A competitor franchisee which unfairly competes with a franchisor or utilizes proprietary or insider information of the franchisor to compete with the franchisor is objectively disallowed under the respective franchise legislations across Canada. Thus, non-competition clauses are typically structured with a general and broad scope so as to prevent current or former franchisees to abuse loopholes in franchise agreements. These are standard in almost all franchise agreements in Canada, and are very difficult, if not impossible, to completely negotiate out of.

However, as there is a recognized disparity of power that exists in franchise agreements, which are, for the most part, franchisor-friendly, Canadian courts have had a tendency to apply the same stringent inquiry that non-competition clauses in employment contracts face in a court of law. Although a great deal of case law in Canada around the enforceability of non-competition clauses does not involve franchise law, general common law principles of contract continue to apply. One such principle that current or former franchisees can rely on is that contracts that unfairly restrict trade will be treated as unenforceable unless the franchisor can prove that the restriction is reasonable. Also, the Supreme Court of Canada has laid out the reasonableness test that is applied when examining non-competition clauses which focuses mainly on whether or not there is a protectable interest (i.e. proprietary and insider information), identifying any temporal and special features (i.e. length, geography and subject matter), and whether the non-competition clause is unenforceable against competition generally.

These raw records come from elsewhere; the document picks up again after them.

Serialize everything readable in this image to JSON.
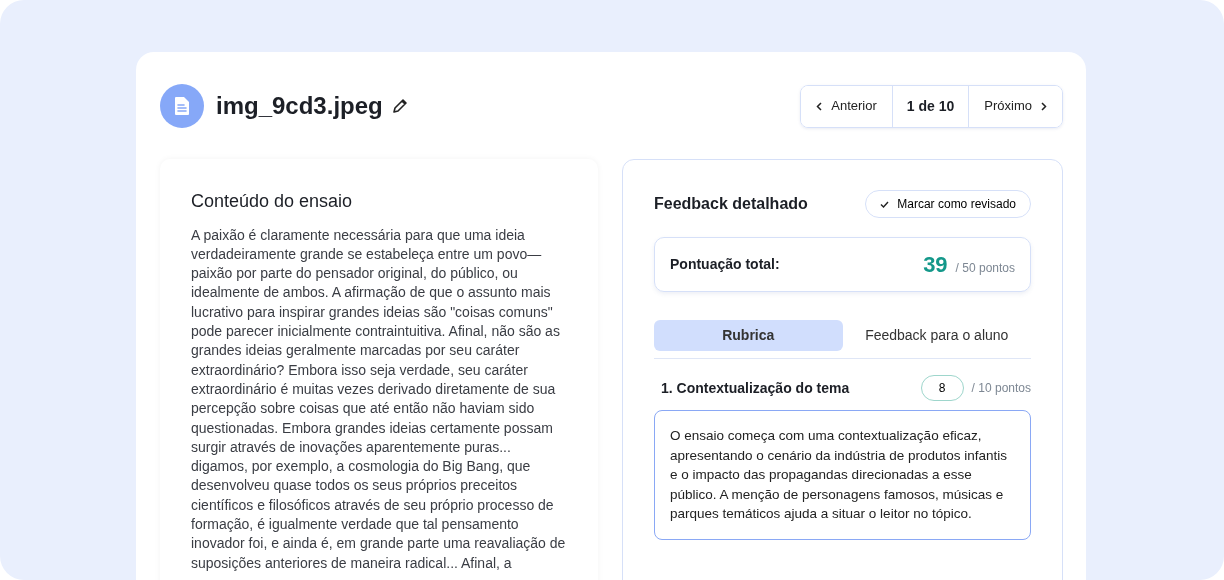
{
  "header": {
    "title": "img_9cd3.jpeg"
  },
  "pager": {
    "previous": "Anterior",
    "position": "1 de 10",
    "next": "Próximo"
  },
  "essay": {
    "title": "Conteúdo do ensaio",
    "text": "A paixão é claramente necessária para que uma ideia verdadeiramente grande se estabeleça entre um povo—paixão por parte do pensador original, do público, ou idealmente de ambos. A afirmação de que o assunto mais lucrativo para inspirar grandes ideias são \"coisas comuns\" pode parecer inicialmente contraintuitiva. Afinal, não são as grandes ideias geralmente marcadas por seu caráter extraordinário? Embora isso seja verdade, seu caráter extraordinário é muitas vezes derivado diretamente de sua percepção sobre coisas que até então não haviam sido questionadas. Embora grandes ideias certamente possam surgir através de inovações aparentemente puras... digamos, por exemplo, a cosmologia do Big Bang, que desenvolveu quase todos os seus próprios preceitos científicos e filosóficos através de seu próprio processo de formação, é igualmente verdade que tal pensamento inovador foi, e ainda é, em grande parte uma reavaliação de suposições anteriores de maneira radical... Afinal, a"
  },
  "feedback": {
    "title": "Feedback detalhado",
    "review_button": "Marcar como revisado",
    "total": {
      "label": "Pontuação total:",
      "score": "39",
      "max": "/ 50 pontos"
    },
    "tabs": [
      {
        "label": "Rubrica",
        "selected": true
      },
      {
        "label": "Feedback para o aluno",
        "selected": false
      }
    ],
    "criteria": [
      {
        "title": "1. Contextualização do tema",
        "score": "8",
        "max": "/ 10 pontos",
        "comment": "O ensaio começa com uma contextualização eficaz, apresentando o cenário da indústria de produtos infantis e o impacto das propagandas direcionadas a esse público. A menção de personagens famosos, músicas e parques temáticos ajuda a situar o leitor no tópico."
      }
    ]
  }
}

Setting up a "Tim Mortons" or a "Tim Hottens" coffee shop would be objectively unreasonable, however setting up a John Doe coffee shop or Jane Doe coffee shop would not as long as no proprietary or insider information of the franchisor is utilized by the current or former franchisee. More reasonable still would be the operation of a lunch bar or breakfast café that also serves coffee. Common practices in the industry of coffee and coffee shops would likely not be considered a proprietary interest that Tim Hortons could arguably protect. A non-competition clause inside the franchise agreement cannot be used to prevent organic competition in the coffee industry from blooming.

Similarly, an entrepreneur trying to set up a brand new coffee chain could not use a proprietary recipe, ingredients, logos or brand items, and if such an attempt were made, most "big coffees" will rigorously defend their brand, trademarks and proprietary information, and the violator would almost certainly be issued at the very minimum, a notice to cease and desist, followed by a suit for damages or an injunction in an attempt to quickly limit the misuse.

Further, the length of time the franchisor intends to enforce the non-competition clause cannot be unreasonable and case law involving non-competition clauses have mostly indicated that a period of two years or less would probably be enforceable and anything longer would not be upheld as reasonable unless the operating franchised business is of an extremely specific nature. Lastly, the scope of the non-competition clause must be clear and courts have emphasized that they will not rewrite unclear non-competition clauses but rather declare them unenforceable.

In a capitalist economy, it can be argued that competition is generally encouraged as it allows consumers access to a variety of goods and services from all parts of the world; however, current and former franchisees should consult with competent legal counsel before setting up competitor franchise businesses.